The following does not work, it for someone reason does not want to
place the values on a new line.
================================================== =====================
#include <stdio.h>
#include <conio.h>

int main(void)
{
/* Variable delcaration */
long i=1, counter=1, tally=0;

/* Program Body */
do {i = i * 2;
printf("%d \t %d \n", counter, i); /* <======= Here */
++counter;
}
while (counter != 65);
getch();
}
================================================== =====================

Whereas the following does work, but all the numbers are in a long line
and not separated. The following does work:

================================================== =====================
#include <stdio.h>
#include <conio.h>

int main(void)
{
/* Variable delcaration */
long i=1, counter=1, tally=0;

/* Program Body */
do {i = i * 2;
printf("%d", i); /* <======= Here */
++counter;
}
while (counter != 65);
getch();
}
================================================== =====================

I'd really like to know why. Out of curiosity, I don't seem to be doing
anything wrong, to my knowledge. Thanks.

Lots wrong. First, conio.h is not Standard C (the subject here). In the
general case, long is 32 bits and not wide enough for i and tally.

#include <stdio.h>

int main(void) {
unsigned long long i = 1, tally = 1;
int counter = 1;
do {
printf("%3d%21llu%21llu\n", counter, i, tally);
i *= 2;
tally += i;
++counter;
} while (counter < 65);
return 0;
}

--
Joe Wright
"Everything should be made as simple as possible, but not simpler."
--- Albert Einstein ---

Joe Wright wrote:

Jonathan Pritchard wrote:

>I know this is a simple problem, but I've just included this in the
title because it explains what my program tries to do.

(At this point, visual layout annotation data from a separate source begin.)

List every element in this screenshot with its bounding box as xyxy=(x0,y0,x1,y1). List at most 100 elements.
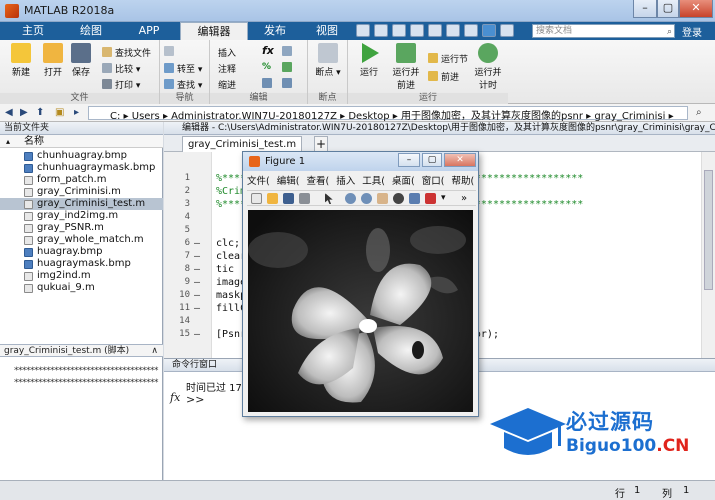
breakpoint-marker[interactable]: — xyxy=(194,276,200,289)
file-list-item[interactable]: huagraymask.bmp xyxy=(0,258,163,270)
save-figure-icon[interactable] xyxy=(283,193,294,204)
file-list-item[interactable]: form_patch.m xyxy=(0,174,163,186)
redo-quick-icon[interactable] xyxy=(446,24,460,37)
breakpoint-marker[interactable]: — xyxy=(194,328,200,341)
crumb-folder[interactable]: gray_Criminisi xyxy=(594,111,665,122)
new-button[interactable]: 新建 xyxy=(4,43,38,78)
goto-button[interactable]: 转至 ▾ xyxy=(164,62,202,75)
file-list-item[interactable]: gray_PSNR.m xyxy=(0,222,163,234)
menu-desktop[interactable]: 桌面( xyxy=(392,176,415,187)
paste-quick-icon[interactable] xyxy=(410,24,424,37)
percent-comment-icon[interactable]: % xyxy=(262,62,271,72)
zoom-in-icon[interactable] xyxy=(345,193,356,204)
copy-quick-icon[interactable] xyxy=(392,24,406,37)
file-list-item[interactable]: huagray.bmp xyxy=(0,246,163,258)
search-input[interactable]: 搜索文档 ⌕ xyxy=(532,24,675,38)
comment-button[interactable]: 注释 xyxy=(218,62,236,75)
menu-window[interactable]: 窗口( xyxy=(422,176,445,187)
insert-button[interactable]: 插入 xyxy=(218,46,236,59)
advance-button[interactable]: 前进 xyxy=(428,70,459,83)
run-advance-button[interactable]: 运行并 前进 xyxy=(388,43,424,91)
new-tab-button[interactable]: + xyxy=(314,136,328,151)
maximize-button[interactable]: ▢ xyxy=(657,0,679,18)
switch-windows-icon[interactable] xyxy=(464,24,478,37)
help-icon[interactable] xyxy=(482,24,496,37)
file-list-item[interactable]: qukuai_9.m xyxy=(0,282,163,294)
function-browser-icon[interactable]: fx xyxy=(170,391,180,404)
minimize-button[interactable]: – xyxy=(633,0,657,18)
dropdown-icon[interactable]: ▾ xyxy=(441,193,452,204)
pan-icon[interactable] xyxy=(377,193,388,204)
undo-quick-icon[interactable] xyxy=(428,24,442,37)
outdent-button[interactable] xyxy=(282,78,295,90)
tab-plots[interactable]: 绘图 xyxy=(70,22,112,40)
cut-quick-icon[interactable] xyxy=(374,24,388,37)
rotate-icon[interactable] xyxy=(393,193,404,204)
insert-section-button[interactable] xyxy=(282,46,295,58)
tab-view[interactable]: 视图 xyxy=(306,22,348,40)
crumb-users[interactable]: Users xyxy=(132,111,160,122)
file-list-item[interactable]: gray_whole_match.m xyxy=(0,234,163,246)
breakpoint-marker[interactable]: — xyxy=(194,250,200,263)
menu-file[interactable]: 文件( xyxy=(247,176,270,187)
menu-tools[interactable]: 工具( xyxy=(362,176,385,187)
file-list-item[interactable]: chunhuagray.bmp xyxy=(0,150,163,162)
editor-tab-file[interactable]: gray_Criminisi_test.m xyxy=(182,136,302,152)
breakpoints-button[interactable]: 断点 ▾ xyxy=(311,43,345,78)
indent-button[interactable]: 缩进 xyxy=(218,78,236,91)
breakpoint-marker[interactable]: — xyxy=(194,302,200,315)
breakpoint-marker[interactable]: — xyxy=(194,263,200,276)
name-column-header[interactable]: 名称 ▴ xyxy=(0,135,163,148)
back-forward-button[interactable] xyxy=(164,46,177,58)
pointer-icon[interactable] xyxy=(325,193,333,204)
file-list-item[interactable]: gray_Criminisi.m xyxy=(0,186,163,198)
path-search-icon[interactable]: ⌕ xyxy=(696,107,702,118)
details-expand-icon[interactable]: ∧ xyxy=(151,345,158,357)
crumb-user[interactable]: Administrator.WIN7U-20180127Z xyxy=(171,111,337,122)
run-time-button[interactable]: 运行并 计时 xyxy=(470,43,506,91)
run-section-button[interactable]: 运行节 xyxy=(428,52,468,65)
breakpoint-marker[interactable]: — xyxy=(194,237,200,250)
save-quick-icon[interactable] xyxy=(356,24,370,37)
print-figure-icon[interactable] xyxy=(299,193,310,204)
crumb-desktop[interactable]: Desktop xyxy=(348,111,389,122)
community-icon[interactable] xyxy=(500,24,514,37)
tab-editor[interactable]: 编辑器 xyxy=(180,22,248,40)
details-title[interactable]: gray_Criminisi_test.m (脚本) ∧ xyxy=(0,344,163,357)
run-button[interactable]: 运行 xyxy=(352,43,386,78)
close-button[interactable]: ✕ xyxy=(679,0,713,18)
save-button[interactable]: 保存 xyxy=(64,43,98,78)
figure-minimize-button[interactable]: – xyxy=(398,153,420,167)
back-icon[interactable]: ◀ xyxy=(5,107,13,118)
login-link[interactable]: 登录 xyxy=(682,24,702,39)
figure-maximize-button[interactable]: ▢ xyxy=(422,153,442,167)
find-files-button[interactable]: 查找文件 xyxy=(102,46,151,59)
new-figure-icon[interactable] xyxy=(251,193,262,204)
brush-icon[interactable] xyxy=(425,193,436,204)
up-folder-icon[interactable]: ⬆ xyxy=(36,107,44,118)
breakpoint-marker[interactable]: — xyxy=(194,289,200,302)
forward-icon[interactable]: ▶ xyxy=(20,107,28,118)
menu-help[interactable]: 帮助( xyxy=(452,176,475,187)
crumb-project[interactable]: 用于图像加密，及其计算灰度图像的psnr xyxy=(401,111,583,122)
file-list-item[interactable]: chunhuagraymask.bmp xyxy=(0,162,163,174)
toolbar-more-icon[interactable]: » xyxy=(461,193,472,204)
figure-close-button[interactable]: ✕ xyxy=(444,153,476,167)
print-button[interactable]: 打印 ▾ xyxy=(102,78,140,91)
tab-publish[interactable]: 发布 xyxy=(254,22,296,40)
crumb-drive[interactable]: C: xyxy=(110,111,120,122)
find-button[interactable]: 查找 ▾ xyxy=(164,78,202,91)
data-cursor-icon[interactable] xyxy=(409,193,420,204)
open-file-icon[interactable] xyxy=(267,193,278,204)
fx-button[interactable]: fx xyxy=(262,44,274,57)
editor-scrollbar[interactable] xyxy=(701,152,715,358)
file-list-item[interactable]: gray_ind2img.m xyxy=(0,210,163,222)
tab-home[interactable]: 主页 xyxy=(12,22,54,40)
menu-edit[interactable]: 编辑( xyxy=(277,176,300,187)
menu-view[interactable]: 查看( xyxy=(307,176,330,187)
wrap-comment-button[interactable] xyxy=(282,62,295,74)
figure-title-bar[interactable]: Figure 1 – ▢ ✕ xyxy=(243,152,478,171)
command-prompt[interactable]: >> xyxy=(186,393,204,406)
indent-icon-button[interactable] xyxy=(262,78,275,90)
tab-apps[interactable]: APP xyxy=(128,22,170,40)
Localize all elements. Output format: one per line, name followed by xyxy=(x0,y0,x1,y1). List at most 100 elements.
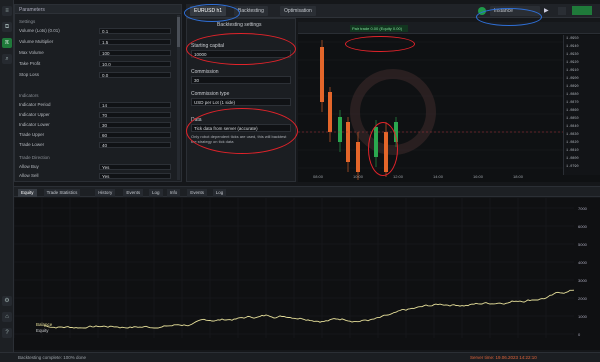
param-value-input[interactable]: Yes xyxy=(99,172,171,179)
param-label: Stop Loss xyxy=(19,72,40,77)
param-value-input[interactable]: 100 xyxy=(99,49,171,56)
price-tick-label: 1.0950 xyxy=(566,37,579,41)
params-scrollbar[interactable] xyxy=(177,15,180,180)
time-tick-label: 16:00 xyxy=(473,174,484,179)
param-row: Max Volume 100 xyxy=(19,49,177,56)
candle-body xyxy=(346,122,350,162)
parameters-title: Parameters xyxy=(15,5,181,14)
bottom-tab[interactable]: Events xyxy=(187,189,207,197)
run-button[interactable] xyxy=(572,6,592,15)
candle-body xyxy=(356,142,360,172)
highlight-starting-capital xyxy=(186,33,296,65)
equity-y-label: 6000 xyxy=(578,224,588,229)
balance-indicator: Pair trade 0.00 (Equity 0.00) xyxy=(350,25,408,32)
stop-icon[interactable] xyxy=(558,7,566,15)
price-tick-label: 1.0890 xyxy=(566,85,579,89)
param-label: Take Profit xyxy=(19,61,41,66)
equity-chart[interactable]: 7000 6000 5000 4000 3000 2000 1000 0 Balance Eq… xyxy=(13,198,600,350)
param-value-input[interactable]: 60 xyxy=(99,131,171,138)
price-tick-label: 1.0860 xyxy=(566,109,579,113)
param-label: Indicator Lower xyxy=(19,122,50,127)
lock-icon[interactable]: ⌂ xyxy=(2,312,12,322)
param-label: Indicator Period xyxy=(19,102,51,107)
param-label: Max Volume xyxy=(19,50,44,55)
tab-optimisation[interactable]: Optimisation xyxy=(280,6,316,16)
status-left: Backtesting complete: 100% done xyxy=(18,355,87,360)
candle-body xyxy=(320,47,324,102)
param-label: Allow Buy xyxy=(19,164,39,169)
param-value-input[interactable]: 30 xyxy=(99,121,171,128)
section-indicators: Indicators xyxy=(19,93,39,98)
bottom-tab[interactable]: Log xyxy=(149,189,163,197)
param-label: Trade Upper xyxy=(19,132,45,137)
bottom-tab[interactable]: Trade Statistics xyxy=(43,189,81,197)
price-chart[interactable]: 08:00 10:00 12:00 14:00 16:00 18:00 xyxy=(298,22,600,182)
param-label: Trade Lower xyxy=(19,142,45,147)
price-tick-label: 1.0790 xyxy=(566,165,579,169)
price-tick-label: 1.0900 xyxy=(566,77,579,81)
commission-type-select[interactable]: USD per Lot (1 side) xyxy=(191,98,291,106)
legend-equity: Equity xyxy=(36,328,49,333)
param-row: Stop Loss 0.0 xyxy=(19,71,177,78)
bottom-tab[interactable]: Equity xyxy=(18,189,37,197)
commission-input[interactable]: 30 xyxy=(191,76,291,84)
candle-body xyxy=(338,117,342,142)
highlight-data xyxy=(186,108,298,154)
param-row: Volume Multiplier 1.5 xyxy=(19,38,177,45)
price-tick-label: 1.0920 xyxy=(566,61,579,65)
time-tick-label: 10:00 xyxy=(353,174,364,179)
copy-icon[interactable]: ⧉ xyxy=(2,22,12,32)
candles-svg: 08:00 10:00 12:00 14:00 16:00 18:00 xyxy=(298,40,563,180)
equity-y-label: 7000 xyxy=(578,206,588,211)
price-tick-label: 1.0830 xyxy=(566,133,579,137)
param-value-input[interactable]: 10.0 xyxy=(99,60,171,67)
highlight-balance xyxy=(345,36,415,52)
price-tick-label: 1.0820 xyxy=(566,141,579,145)
param-row: Allow Sell Yes xyxy=(19,172,177,179)
param-value-input[interactable]: 70 xyxy=(99,111,171,118)
param-label: Allow Sell xyxy=(19,173,39,178)
commission-type-label: Commission type xyxy=(191,91,230,97)
equity-y-label: 5000 xyxy=(578,242,588,247)
left-toolbar: ≡ ⧉ π ⌕ ⚙ ⌂ ? xyxy=(0,0,14,362)
param-label: Indicator Upper xyxy=(19,112,50,117)
search-icon[interactable]: ⌕ xyxy=(2,54,12,64)
time-tick-label: 08:00 xyxy=(313,174,324,179)
param-row: Trade Lower 40 xyxy=(19,141,177,148)
server-time: Server time: 19.06.2023 14:22:10 xyxy=(470,355,537,360)
bottom-tab[interactable]: History xyxy=(95,189,116,197)
backtesting-settings-title: Backtesting settings xyxy=(217,22,262,28)
trade-icon[interactable]: π xyxy=(2,38,12,48)
param-value-input[interactable]: 0.0 xyxy=(99,71,171,78)
section-settings: Settings xyxy=(19,19,36,24)
param-row: Indicator Upper 70 xyxy=(19,111,177,118)
commission-label: Commission xyxy=(191,69,219,75)
section-trade-direction: Trade Direction xyxy=(19,155,50,160)
settings-icon[interactable]: ⚙ xyxy=(2,296,12,306)
param-label: Volume Multiplier xyxy=(19,39,54,44)
param-value-input[interactable]: 14 xyxy=(99,101,171,108)
equity-y-label: 0 xyxy=(578,332,581,337)
play-icon[interactable]: ▶ xyxy=(544,7,552,15)
bottom-tab[interactable]: Info xyxy=(166,189,181,197)
param-label: Volume (Lots) (0.01) xyxy=(19,28,60,33)
bottom-tab[interactable]: Events xyxy=(123,189,144,197)
param-row: Indicator Lower 30 xyxy=(19,121,177,128)
param-value-input[interactable]: Yes xyxy=(99,163,171,170)
param-row: Trade Upper 60 xyxy=(19,131,177,138)
param-value-input[interactable]: 0.1 xyxy=(99,27,171,34)
bottom-tab[interactable]: Log xyxy=(212,189,227,197)
price-tick-label: 1.0940 xyxy=(566,45,579,49)
status-bar: Backtesting complete: 100% done Server t… xyxy=(0,352,600,362)
highlight-candles xyxy=(368,122,398,176)
bottom-tabs-bar: Equity Trade Statistics History Events Log In… xyxy=(14,186,600,197)
help-icon[interactable]: ? xyxy=(2,328,12,338)
price-tick-label: 1.0910 xyxy=(566,69,579,73)
parameters-panel: Parameters Settings Indicators Trade Dir… xyxy=(14,4,182,182)
param-value-input[interactable]: 1.5 xyxy=(99,38,171,45)
menu-icon[interactable]: ≡ xyxy=(2,6,12,16)
price-tick-label: 1.0810 xyxy=(566,149,579,153)
equity-y-label: 4000 xyxy=(578,260,588,265)
equity-y-label: 1000 xyxy=(578,314,588,319)
param-value-input[interactable]: 40 xyxy=(99,141,171,148)
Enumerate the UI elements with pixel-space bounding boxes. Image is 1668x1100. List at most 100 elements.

The following does not work, it for someone reason does not want to
place the values on a new line.
================================================= ======================
#include <stdio.h>
#include <conio.h>

int main(void)
{
/* Variable delcaration */
long i=1, counter=1, tally=0;

/* Program Body */
do {i = i * 2;
printf("%d \t %d \n", counter, i); /* <======= Here */
++counter;
}
while (counter != 65);
getch();
}
================================================= ======================

Whereas the following does work, but all the numbers are in a long
line and not separated. The following does work:

================================================= ======================
#include <stdio.h>
#include <conio.h>

int main(void)
{
/* Variable delcaration */
long i=1, counter=1, tally=0;

/* Program Body */
do {i = i * 2;
printf("%d", i); /* <======= Here */
++counter;
}
while (counter != 65);
getch();
}
================================================= ======================

I'd really like to know why. Out of curiosity, I don't seem to be
doing anything wrong, to my knowledge. Thanks.

Lots wrong. First, conio.h is not Standard C (the subject here). In the
general case, long is 32 bits and not wide enough for i and tally.

#include <stdio.h>

int main(void) {
unsigned long long i = 1, tally = 1;
int counter = 1;
do {
printf("%3d%21llu%21llu\n", counter, i, tally);
i *= 2;
tally += i;
++counter;
} while (counter < 65);
return 0;
}

Sorry, sometimes it's the only thing that works, to hold the output on
screen. Thanks for the above listing. I'll look into the unsigned long
long data type.

--
Reclaim Your Inbox! http://www.mozilla.org/products/thunderbird

Jonathan Pritchard <jo**********@f2s.comwrites:

Joe Wright wrote:

>Jonathan Pritchard wrote:

[...]

>>#include <conio.h>

[...]

>> getch();

[...]

>Lots wrong. First, conio.h is not Standard C (the subject here).

Sorry, sometimes it's the only thing that works, to hold the output on
screen.

[...]

No, getch() isn't the only way to hold the output on the screen.

Assuming you're using MS Windows, you can execute the program from a
command window, or your IDE probably provides a way to execute a
program without closing the window as soon as it's finished.

Or you can replace the call to getch() with a call to getchar().
(Print a message first if you like.)

--
Keith Thompson (The_Other_Keith) ks***@mib.org <http://www.ghoti.net/~kst>
San Diego Supercomputer Center <* <http://users.sdsc.edu/~kst>
We must do something. This is something. Therefore, we must do this.